The $3.15 billion Montgomery County Public Schools recommended operating budget for fiscal 2024 represents an 8% increase over the current school budget and prioritizes staff retention and communication with families, according to Superintendent Monifa McKnight.
McKnight presented her recommended budget at a public meeting on Monday night at Northwest High School. Students, educators and county officials packed into the room to hear the presentation.
In the wake of the COVID-19 pandemic, McKnight said schools are seeing a surge in enrollment, engagement and extracurricular participation across the county. Over the past year, she said enrollment in dual education courses doubled, and the school system’s full-day pre-K program grew by 30%.
Board of Education President Karla Silvestre said MCPS has four budget priorities for the new fiscal year:
- Improving math and literacy
- Building a safe and inclusive school climate
- Enhancing staff recruitment and retention
- Increasing communication between schools and families
McKnight acknowledged that the school district is “behind where we once were” when it comes to accounting for inflation.
“Our per-pupil funding has remained flat since 2010 when adjusted for inflation, while our per-pupil needs have only increased,” she said.
While the emergency COVID-19 relief funding provided by the federal government gave MCPS a “much-needed boost,” the funding expires by September 2024. She said this means MCPS must come up with “new and different ways” to provide students with innovative education.
Despite having one of the highest costs of living in the region, McKnight said Montgomery County also falls in fifth place for starting salaries among Maryland school districts.
“We’re simply falling behind,” she said. “We’re working right now in collaboration with all of our employee associations to catch up.”
Efforts to improve employee retention include boosting staff salaries and compensation, reflected by $119 million in funds within the proposed budget according to an MCPS press release.
Other new budget investments include:
- Making advanced placement and dual enrollment courses free ($6.3 million)
- Creating a mobile app for parents to track students’ school bus routes ($5.2 million)
- Increasing maintenance staff and professional development opportunities ($5.2 million)
- Expanding early education opportunities ($2 million)
- Adding two more “innovative calendar schools” with longer school years ($2.5 million)
- Adding three more dual language immersion model schools—two in Spanish, one in Chinese ($591,000)
Overall, the recommended budget represents $235 million more in spending than the current fiscal year, an 8% increase that McKnight said will help the school district make up for lost ground due to the pandemic and stay ahead in an increasingly competitive environment.
“Now, I realize that this request is not small,” she said at the conclusion of her presentation, adding that, “Small isn’t what [our students] need right now.”
Next, the Board of Education will hold two budget hearings on Jan. 11 and 17 open for public comment.
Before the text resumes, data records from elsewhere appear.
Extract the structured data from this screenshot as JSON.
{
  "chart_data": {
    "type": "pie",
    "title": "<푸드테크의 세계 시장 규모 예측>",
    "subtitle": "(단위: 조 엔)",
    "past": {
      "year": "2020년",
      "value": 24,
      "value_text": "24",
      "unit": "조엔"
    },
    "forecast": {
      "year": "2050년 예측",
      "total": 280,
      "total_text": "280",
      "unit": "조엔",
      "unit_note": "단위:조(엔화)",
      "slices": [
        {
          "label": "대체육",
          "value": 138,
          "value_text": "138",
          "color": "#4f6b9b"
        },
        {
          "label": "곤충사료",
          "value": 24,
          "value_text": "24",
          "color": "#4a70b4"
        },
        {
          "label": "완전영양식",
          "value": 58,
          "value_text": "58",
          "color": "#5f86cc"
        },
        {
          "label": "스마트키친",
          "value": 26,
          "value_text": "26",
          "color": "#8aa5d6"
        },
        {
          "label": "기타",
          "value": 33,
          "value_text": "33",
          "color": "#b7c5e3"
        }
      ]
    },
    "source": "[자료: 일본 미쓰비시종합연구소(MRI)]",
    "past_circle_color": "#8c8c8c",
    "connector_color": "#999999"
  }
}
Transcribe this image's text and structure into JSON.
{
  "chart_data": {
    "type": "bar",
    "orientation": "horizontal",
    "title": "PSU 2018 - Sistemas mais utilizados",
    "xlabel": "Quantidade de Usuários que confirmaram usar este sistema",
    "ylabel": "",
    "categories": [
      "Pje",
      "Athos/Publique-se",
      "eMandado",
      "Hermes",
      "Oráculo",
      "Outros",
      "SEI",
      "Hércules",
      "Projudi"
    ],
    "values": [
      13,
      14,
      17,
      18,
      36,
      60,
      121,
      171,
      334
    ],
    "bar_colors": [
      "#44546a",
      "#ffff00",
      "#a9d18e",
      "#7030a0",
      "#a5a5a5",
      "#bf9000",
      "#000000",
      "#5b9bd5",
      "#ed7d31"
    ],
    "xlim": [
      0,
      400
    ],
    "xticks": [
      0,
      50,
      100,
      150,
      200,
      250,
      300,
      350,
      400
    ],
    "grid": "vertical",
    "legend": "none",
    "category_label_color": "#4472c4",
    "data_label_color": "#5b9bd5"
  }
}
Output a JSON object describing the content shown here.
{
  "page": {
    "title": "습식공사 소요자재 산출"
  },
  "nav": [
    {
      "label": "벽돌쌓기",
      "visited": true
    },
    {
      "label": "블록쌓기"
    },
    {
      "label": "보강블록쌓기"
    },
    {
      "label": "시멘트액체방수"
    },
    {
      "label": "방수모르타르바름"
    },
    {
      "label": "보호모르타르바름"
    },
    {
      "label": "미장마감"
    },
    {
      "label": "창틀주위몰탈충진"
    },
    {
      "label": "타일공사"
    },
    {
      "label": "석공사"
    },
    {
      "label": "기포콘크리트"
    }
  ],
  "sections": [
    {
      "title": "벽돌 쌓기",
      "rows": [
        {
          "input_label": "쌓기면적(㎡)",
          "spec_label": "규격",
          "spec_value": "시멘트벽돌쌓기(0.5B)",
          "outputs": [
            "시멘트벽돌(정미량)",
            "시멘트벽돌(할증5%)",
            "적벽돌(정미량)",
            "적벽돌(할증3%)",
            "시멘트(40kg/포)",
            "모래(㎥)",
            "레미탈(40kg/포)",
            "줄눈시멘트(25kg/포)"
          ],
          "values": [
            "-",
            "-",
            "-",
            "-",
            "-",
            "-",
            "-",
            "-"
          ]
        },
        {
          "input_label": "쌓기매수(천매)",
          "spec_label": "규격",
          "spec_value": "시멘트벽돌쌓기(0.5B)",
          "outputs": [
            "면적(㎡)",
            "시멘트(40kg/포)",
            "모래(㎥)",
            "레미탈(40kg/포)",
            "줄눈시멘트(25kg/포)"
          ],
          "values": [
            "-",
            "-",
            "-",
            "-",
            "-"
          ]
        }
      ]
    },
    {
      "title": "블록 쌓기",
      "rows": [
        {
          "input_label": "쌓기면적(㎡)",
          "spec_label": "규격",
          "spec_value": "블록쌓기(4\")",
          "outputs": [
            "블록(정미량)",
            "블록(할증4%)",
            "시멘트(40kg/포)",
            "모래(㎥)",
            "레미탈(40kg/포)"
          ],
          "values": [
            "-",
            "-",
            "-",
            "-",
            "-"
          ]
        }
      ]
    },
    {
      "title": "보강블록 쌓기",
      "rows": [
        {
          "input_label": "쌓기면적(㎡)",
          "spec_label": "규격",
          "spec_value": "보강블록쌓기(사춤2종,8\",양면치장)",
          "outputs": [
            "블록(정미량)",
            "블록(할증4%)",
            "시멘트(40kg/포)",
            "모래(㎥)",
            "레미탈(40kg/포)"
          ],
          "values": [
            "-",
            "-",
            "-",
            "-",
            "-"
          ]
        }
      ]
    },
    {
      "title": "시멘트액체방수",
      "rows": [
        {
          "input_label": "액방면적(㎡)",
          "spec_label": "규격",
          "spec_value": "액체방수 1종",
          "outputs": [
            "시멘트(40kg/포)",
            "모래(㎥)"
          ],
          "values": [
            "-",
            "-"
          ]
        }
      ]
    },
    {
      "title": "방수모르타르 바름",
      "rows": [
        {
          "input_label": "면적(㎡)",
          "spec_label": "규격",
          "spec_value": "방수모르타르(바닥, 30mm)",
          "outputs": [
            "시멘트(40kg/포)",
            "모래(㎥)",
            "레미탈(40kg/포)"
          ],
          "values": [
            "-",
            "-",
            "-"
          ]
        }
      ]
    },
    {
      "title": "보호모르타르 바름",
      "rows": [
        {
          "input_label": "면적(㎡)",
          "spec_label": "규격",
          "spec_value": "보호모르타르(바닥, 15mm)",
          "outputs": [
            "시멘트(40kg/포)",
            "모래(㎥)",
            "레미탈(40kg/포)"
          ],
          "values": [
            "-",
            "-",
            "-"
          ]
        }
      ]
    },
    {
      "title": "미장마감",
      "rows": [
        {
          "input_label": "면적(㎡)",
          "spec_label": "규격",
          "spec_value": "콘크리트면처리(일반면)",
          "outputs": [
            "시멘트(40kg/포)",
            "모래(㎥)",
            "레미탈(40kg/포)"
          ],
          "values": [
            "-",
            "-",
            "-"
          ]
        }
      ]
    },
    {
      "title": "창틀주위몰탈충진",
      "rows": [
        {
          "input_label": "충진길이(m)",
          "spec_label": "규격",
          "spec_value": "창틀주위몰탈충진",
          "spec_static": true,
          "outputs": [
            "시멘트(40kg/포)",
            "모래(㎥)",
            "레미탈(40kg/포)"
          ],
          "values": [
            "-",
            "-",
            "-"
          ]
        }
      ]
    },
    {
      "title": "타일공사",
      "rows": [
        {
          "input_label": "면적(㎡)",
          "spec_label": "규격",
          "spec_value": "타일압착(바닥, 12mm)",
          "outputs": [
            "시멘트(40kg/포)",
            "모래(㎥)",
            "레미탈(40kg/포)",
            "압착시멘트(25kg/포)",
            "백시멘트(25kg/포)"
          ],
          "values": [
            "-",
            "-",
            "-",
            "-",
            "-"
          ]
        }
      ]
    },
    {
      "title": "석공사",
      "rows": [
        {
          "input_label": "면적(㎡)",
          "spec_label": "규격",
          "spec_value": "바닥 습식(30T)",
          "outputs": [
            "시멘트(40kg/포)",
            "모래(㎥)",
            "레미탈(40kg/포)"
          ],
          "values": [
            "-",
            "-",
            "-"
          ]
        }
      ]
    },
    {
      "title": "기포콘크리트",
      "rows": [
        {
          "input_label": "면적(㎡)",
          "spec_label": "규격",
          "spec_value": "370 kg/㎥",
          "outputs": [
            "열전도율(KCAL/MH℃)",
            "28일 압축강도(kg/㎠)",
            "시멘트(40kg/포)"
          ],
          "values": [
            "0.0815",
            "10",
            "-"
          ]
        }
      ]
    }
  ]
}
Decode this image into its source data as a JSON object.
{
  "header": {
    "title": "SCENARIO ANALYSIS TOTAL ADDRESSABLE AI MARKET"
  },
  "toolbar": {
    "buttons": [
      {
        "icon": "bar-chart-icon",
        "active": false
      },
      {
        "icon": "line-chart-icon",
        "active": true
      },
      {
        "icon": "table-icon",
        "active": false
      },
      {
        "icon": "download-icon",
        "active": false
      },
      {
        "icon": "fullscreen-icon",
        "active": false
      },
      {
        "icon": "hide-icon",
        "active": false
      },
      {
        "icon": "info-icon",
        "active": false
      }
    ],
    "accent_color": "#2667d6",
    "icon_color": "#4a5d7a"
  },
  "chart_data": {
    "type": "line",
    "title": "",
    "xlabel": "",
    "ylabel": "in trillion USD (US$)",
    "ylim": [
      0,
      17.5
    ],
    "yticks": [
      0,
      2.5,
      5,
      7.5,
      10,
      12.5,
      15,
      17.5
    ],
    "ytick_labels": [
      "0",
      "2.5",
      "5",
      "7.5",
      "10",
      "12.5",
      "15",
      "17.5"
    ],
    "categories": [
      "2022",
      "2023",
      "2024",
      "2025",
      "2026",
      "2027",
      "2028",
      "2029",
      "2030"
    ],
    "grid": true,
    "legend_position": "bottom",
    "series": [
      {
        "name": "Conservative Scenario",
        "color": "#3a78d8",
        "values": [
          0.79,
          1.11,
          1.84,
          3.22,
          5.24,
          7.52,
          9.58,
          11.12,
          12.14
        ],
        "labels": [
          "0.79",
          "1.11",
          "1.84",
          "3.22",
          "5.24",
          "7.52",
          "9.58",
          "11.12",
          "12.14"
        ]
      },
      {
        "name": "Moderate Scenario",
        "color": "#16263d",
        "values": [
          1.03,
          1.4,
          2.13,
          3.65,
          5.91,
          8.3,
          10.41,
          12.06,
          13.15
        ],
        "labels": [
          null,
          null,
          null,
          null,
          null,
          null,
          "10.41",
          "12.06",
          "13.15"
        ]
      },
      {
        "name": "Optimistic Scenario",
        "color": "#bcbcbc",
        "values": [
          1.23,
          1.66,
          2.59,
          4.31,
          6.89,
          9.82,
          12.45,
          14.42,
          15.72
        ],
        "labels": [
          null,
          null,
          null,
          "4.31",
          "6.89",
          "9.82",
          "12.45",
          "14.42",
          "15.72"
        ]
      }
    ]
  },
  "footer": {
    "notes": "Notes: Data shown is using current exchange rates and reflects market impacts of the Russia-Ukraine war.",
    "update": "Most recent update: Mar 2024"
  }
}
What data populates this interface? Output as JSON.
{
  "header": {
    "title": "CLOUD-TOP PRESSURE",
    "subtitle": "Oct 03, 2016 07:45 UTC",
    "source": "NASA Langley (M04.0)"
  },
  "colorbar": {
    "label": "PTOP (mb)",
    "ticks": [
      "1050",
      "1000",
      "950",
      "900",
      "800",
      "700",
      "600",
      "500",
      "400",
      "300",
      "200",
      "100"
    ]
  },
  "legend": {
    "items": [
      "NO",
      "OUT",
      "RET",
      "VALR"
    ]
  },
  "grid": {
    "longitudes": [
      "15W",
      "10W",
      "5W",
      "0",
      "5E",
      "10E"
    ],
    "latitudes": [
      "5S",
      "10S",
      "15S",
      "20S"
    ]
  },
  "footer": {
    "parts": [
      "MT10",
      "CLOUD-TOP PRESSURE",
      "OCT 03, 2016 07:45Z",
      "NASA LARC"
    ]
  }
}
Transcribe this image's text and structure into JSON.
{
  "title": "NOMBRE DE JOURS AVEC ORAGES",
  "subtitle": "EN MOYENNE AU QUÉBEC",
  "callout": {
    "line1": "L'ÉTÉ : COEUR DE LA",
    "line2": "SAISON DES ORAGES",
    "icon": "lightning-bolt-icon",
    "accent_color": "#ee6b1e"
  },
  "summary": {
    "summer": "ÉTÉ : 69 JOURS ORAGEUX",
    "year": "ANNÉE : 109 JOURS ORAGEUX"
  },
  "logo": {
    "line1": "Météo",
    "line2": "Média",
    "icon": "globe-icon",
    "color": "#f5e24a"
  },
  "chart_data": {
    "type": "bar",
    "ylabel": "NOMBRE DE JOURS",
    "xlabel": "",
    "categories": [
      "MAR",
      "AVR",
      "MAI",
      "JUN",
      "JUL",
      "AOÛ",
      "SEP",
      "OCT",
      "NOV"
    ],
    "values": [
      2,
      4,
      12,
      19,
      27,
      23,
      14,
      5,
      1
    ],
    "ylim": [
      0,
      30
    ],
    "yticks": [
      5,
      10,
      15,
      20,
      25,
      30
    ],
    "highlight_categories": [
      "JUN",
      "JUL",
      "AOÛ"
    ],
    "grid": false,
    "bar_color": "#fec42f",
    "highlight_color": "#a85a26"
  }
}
It will also undergo three internal budget work sessions before voting as a board to approve the operating budget on Feb. 7, 2023.
McKnight also addressed the antisemitic graffiti that had been found Saturday morning on the entrance sign at Walt Whitman High School. As students have returned to learning in person, McKnight said they are yearning to find a sense of community and belonging on their school campuses.
“Let me be very clear,” she said. “Belonging requires that our schools be free of any form of bias or hate, including the antisemitic graffiti found at one of our schools over this past weekend over the eve of this year’s Hanukkah celebration.”
The night prior, McKnight joined over 200 community members outside Whitman for a menorah-lighting.